Silence! Stilllness! No movement or flurry of wings or feet scurrying into the tall grass. Silence and a slight feeling of sadness.

We arrived home last Sunday to an empty yard. The normal activity of birds and rabbits visiting the feeders and the water was missing -- but, I expected this because I had removed the feeders and let the water evaporate. I tried to find someone to come to the house during our absence to feed and water but was unsuccessful.

Prior to our trip we had several birds as regulars -- Jays, Finches, Lark Sparrows, Mourning Doves, Black-chins, Bullock's Orioles, Scott's Orioles and others. I wondered how long it would take to recover the family.

Rabbits daily come into the year to eat below the feeders but they were missing also. For the last 2 summers, Julie has been putting out celery. They learn fast and it's not unusual to be having supper on the deck and a rabbit will come close and look up expectantly. Try as I might, I have get to get one to take a stalk from my hand but they will wait 3 feet away until I give up and put in on the ground for them.

Rabbit and Pinyon Jays
A rabbit and Pinyon Jays compete for food. (Larger version)

We filled the water and put out feeders before unpacking our bags. On Monday a few arrived. On Tuesday 2 hummingbirds showed up. As the week progressed, so did the crowd. As I write this, it's Friday evening and about 2 dozen hummingbirds are accosting and verbally threatening one another at the two feeders on the deck. Others are challenging a constant stream of orioles at the oriole feed several feet passed the fence near the safety of a Juniper. The constant drone of wings and calls is music -- welcomed music. Rabbits are below the seed feeders on the west of the house and a Cowbird -- probably the most beautiful I've ever seen -- is mingled with other species.

Black chinned Hummingbird
A Black-chinned takes a break and a long drink. (Larger version)

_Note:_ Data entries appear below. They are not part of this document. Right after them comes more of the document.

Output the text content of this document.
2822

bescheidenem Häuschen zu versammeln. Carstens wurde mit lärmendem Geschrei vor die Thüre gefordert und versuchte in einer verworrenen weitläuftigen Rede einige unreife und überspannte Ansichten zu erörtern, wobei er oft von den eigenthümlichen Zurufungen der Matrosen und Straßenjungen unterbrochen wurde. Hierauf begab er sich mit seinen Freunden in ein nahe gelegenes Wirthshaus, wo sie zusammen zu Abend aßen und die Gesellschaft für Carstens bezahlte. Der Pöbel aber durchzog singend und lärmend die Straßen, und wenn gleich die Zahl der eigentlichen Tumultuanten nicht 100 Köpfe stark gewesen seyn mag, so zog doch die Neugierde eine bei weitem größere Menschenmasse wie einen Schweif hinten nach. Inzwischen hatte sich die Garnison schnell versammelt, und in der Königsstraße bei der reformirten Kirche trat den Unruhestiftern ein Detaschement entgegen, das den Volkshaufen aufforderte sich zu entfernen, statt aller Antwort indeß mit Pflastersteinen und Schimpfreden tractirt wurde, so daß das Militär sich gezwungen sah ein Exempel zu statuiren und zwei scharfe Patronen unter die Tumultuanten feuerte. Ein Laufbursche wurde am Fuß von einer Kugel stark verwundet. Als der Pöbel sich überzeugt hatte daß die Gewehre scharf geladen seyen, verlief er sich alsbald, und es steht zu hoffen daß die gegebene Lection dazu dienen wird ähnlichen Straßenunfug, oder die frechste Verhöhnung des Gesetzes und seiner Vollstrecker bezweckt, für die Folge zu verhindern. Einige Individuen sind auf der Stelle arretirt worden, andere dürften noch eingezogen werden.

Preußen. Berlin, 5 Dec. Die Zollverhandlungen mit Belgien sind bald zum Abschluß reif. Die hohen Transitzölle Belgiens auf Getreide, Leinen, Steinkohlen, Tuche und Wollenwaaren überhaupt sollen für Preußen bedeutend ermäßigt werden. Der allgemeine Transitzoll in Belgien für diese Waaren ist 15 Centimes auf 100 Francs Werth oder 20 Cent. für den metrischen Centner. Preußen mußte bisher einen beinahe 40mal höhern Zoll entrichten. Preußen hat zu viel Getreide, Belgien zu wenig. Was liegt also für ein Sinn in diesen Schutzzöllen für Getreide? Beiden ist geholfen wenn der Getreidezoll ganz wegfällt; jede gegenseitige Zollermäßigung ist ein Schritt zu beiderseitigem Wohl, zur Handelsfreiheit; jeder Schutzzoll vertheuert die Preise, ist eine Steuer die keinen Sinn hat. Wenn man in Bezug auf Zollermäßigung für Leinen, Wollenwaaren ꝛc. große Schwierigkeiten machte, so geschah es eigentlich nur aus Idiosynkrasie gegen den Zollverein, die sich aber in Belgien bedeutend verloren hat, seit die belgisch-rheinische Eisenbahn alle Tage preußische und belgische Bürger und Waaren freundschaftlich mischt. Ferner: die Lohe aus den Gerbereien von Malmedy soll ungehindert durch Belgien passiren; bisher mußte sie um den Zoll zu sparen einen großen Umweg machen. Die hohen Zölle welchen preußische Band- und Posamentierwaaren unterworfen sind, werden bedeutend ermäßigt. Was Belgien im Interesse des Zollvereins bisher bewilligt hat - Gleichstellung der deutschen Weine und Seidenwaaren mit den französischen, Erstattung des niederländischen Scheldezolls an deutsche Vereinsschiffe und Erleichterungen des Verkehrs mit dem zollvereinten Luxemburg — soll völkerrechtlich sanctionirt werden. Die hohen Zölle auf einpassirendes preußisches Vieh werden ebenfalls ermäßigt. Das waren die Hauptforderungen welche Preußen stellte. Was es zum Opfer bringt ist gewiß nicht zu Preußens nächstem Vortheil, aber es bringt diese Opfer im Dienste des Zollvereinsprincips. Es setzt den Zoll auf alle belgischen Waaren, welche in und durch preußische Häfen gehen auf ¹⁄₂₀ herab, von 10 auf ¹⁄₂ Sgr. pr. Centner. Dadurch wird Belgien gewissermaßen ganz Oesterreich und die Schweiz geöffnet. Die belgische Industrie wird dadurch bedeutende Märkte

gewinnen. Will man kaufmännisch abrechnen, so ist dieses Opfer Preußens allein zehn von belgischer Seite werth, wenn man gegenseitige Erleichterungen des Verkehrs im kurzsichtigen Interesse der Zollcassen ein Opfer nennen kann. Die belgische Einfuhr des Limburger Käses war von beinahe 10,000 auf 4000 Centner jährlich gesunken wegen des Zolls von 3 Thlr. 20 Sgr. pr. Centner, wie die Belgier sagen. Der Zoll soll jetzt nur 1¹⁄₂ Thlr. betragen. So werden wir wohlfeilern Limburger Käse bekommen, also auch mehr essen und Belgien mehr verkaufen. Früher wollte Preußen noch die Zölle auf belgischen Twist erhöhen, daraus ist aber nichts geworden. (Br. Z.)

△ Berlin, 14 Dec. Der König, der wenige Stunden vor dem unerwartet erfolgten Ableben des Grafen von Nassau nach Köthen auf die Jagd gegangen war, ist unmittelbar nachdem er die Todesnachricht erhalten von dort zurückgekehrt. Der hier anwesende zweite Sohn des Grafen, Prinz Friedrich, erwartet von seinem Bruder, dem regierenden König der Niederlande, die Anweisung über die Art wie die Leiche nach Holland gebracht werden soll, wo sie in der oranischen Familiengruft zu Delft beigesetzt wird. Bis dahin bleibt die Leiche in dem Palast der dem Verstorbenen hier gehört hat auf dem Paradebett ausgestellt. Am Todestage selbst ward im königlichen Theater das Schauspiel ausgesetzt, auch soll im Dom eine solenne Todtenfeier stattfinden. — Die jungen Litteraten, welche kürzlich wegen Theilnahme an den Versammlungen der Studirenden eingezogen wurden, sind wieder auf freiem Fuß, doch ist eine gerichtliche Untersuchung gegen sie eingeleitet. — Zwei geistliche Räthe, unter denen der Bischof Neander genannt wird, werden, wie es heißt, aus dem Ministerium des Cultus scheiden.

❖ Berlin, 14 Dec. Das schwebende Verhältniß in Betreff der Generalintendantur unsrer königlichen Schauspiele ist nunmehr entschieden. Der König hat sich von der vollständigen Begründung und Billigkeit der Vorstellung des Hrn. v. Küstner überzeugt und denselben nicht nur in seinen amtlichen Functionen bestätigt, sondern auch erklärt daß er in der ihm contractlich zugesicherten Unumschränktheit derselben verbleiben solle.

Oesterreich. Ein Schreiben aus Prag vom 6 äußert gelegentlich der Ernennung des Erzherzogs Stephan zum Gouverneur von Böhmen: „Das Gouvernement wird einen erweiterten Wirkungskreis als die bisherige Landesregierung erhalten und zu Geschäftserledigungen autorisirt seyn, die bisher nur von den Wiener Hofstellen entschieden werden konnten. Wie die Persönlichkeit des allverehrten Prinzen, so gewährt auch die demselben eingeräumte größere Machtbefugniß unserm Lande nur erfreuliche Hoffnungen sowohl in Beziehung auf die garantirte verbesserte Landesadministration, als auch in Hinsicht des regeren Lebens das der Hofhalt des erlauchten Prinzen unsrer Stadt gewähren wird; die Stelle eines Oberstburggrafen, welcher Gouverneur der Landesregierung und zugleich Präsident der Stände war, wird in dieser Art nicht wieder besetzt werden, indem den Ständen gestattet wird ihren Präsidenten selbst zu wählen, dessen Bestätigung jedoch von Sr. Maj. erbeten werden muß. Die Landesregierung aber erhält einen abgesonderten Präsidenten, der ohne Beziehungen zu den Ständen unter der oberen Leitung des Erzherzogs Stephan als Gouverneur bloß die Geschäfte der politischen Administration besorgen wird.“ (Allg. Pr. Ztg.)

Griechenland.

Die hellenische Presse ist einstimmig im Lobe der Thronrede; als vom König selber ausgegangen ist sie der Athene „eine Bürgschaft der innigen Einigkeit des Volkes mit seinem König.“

Before we left, we had only Black-chins at the nectar feeders. I was curious why Broadtails and Rufous were missing. Tonight, most of the battling, jostling crowd are Rufous.

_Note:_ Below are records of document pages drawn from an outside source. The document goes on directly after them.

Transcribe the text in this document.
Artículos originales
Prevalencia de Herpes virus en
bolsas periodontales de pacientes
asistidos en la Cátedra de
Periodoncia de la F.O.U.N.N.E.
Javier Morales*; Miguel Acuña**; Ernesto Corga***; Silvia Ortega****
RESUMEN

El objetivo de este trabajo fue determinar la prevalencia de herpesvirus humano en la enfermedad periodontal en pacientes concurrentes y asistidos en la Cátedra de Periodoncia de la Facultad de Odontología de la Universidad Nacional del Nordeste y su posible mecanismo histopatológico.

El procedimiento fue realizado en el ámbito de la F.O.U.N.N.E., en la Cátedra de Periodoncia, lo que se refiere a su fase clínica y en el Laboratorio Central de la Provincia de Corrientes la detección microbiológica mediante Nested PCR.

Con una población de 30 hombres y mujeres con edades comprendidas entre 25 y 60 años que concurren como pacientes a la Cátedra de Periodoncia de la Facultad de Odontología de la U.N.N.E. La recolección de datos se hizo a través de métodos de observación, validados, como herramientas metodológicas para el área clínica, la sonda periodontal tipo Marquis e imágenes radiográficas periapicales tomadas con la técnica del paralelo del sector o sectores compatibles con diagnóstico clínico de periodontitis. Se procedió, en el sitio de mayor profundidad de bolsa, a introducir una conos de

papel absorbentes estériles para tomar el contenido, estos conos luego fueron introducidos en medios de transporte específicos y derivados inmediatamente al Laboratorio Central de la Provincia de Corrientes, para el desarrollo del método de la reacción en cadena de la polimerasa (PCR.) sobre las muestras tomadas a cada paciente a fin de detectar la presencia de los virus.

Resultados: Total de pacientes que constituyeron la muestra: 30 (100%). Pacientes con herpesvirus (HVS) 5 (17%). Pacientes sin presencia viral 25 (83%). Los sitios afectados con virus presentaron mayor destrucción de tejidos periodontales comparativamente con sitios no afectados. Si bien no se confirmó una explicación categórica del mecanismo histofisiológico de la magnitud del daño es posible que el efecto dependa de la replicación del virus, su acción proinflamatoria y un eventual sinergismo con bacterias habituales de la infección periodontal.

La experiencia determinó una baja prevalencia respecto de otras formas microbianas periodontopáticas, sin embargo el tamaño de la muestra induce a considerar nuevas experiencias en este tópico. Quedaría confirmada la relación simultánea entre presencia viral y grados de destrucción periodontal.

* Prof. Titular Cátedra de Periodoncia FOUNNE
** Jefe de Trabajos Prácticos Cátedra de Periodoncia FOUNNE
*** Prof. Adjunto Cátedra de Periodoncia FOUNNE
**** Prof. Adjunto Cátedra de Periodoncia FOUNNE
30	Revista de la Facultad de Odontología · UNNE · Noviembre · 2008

Day before yesterday we had the first decent rain of the monsoon season. It wasn't a large rain but it was enough to put some water in a pond to the east of our property. A few frogs, surprising large frogs, emerged from the normally dry pond and began courting one another. We went to bed listening to the songs of the frogs.

The silence is gone. Can life get any better?

Two orioles share a feeder. (Larger version)


Blogger anna said...

I envy you and the beauty that surrounds you everyday. I'm glad the silence is over and the birds and other creatures have welcomed you home with their songs.

7/22/2007 07:08:00 PM  
Blogger robin andrea said...

Ah, now I know where our Rufous go when they head south. They are a raucus bunch. It's nice to know the birds come back to the reliable food source even after a lapse. I'll remember that.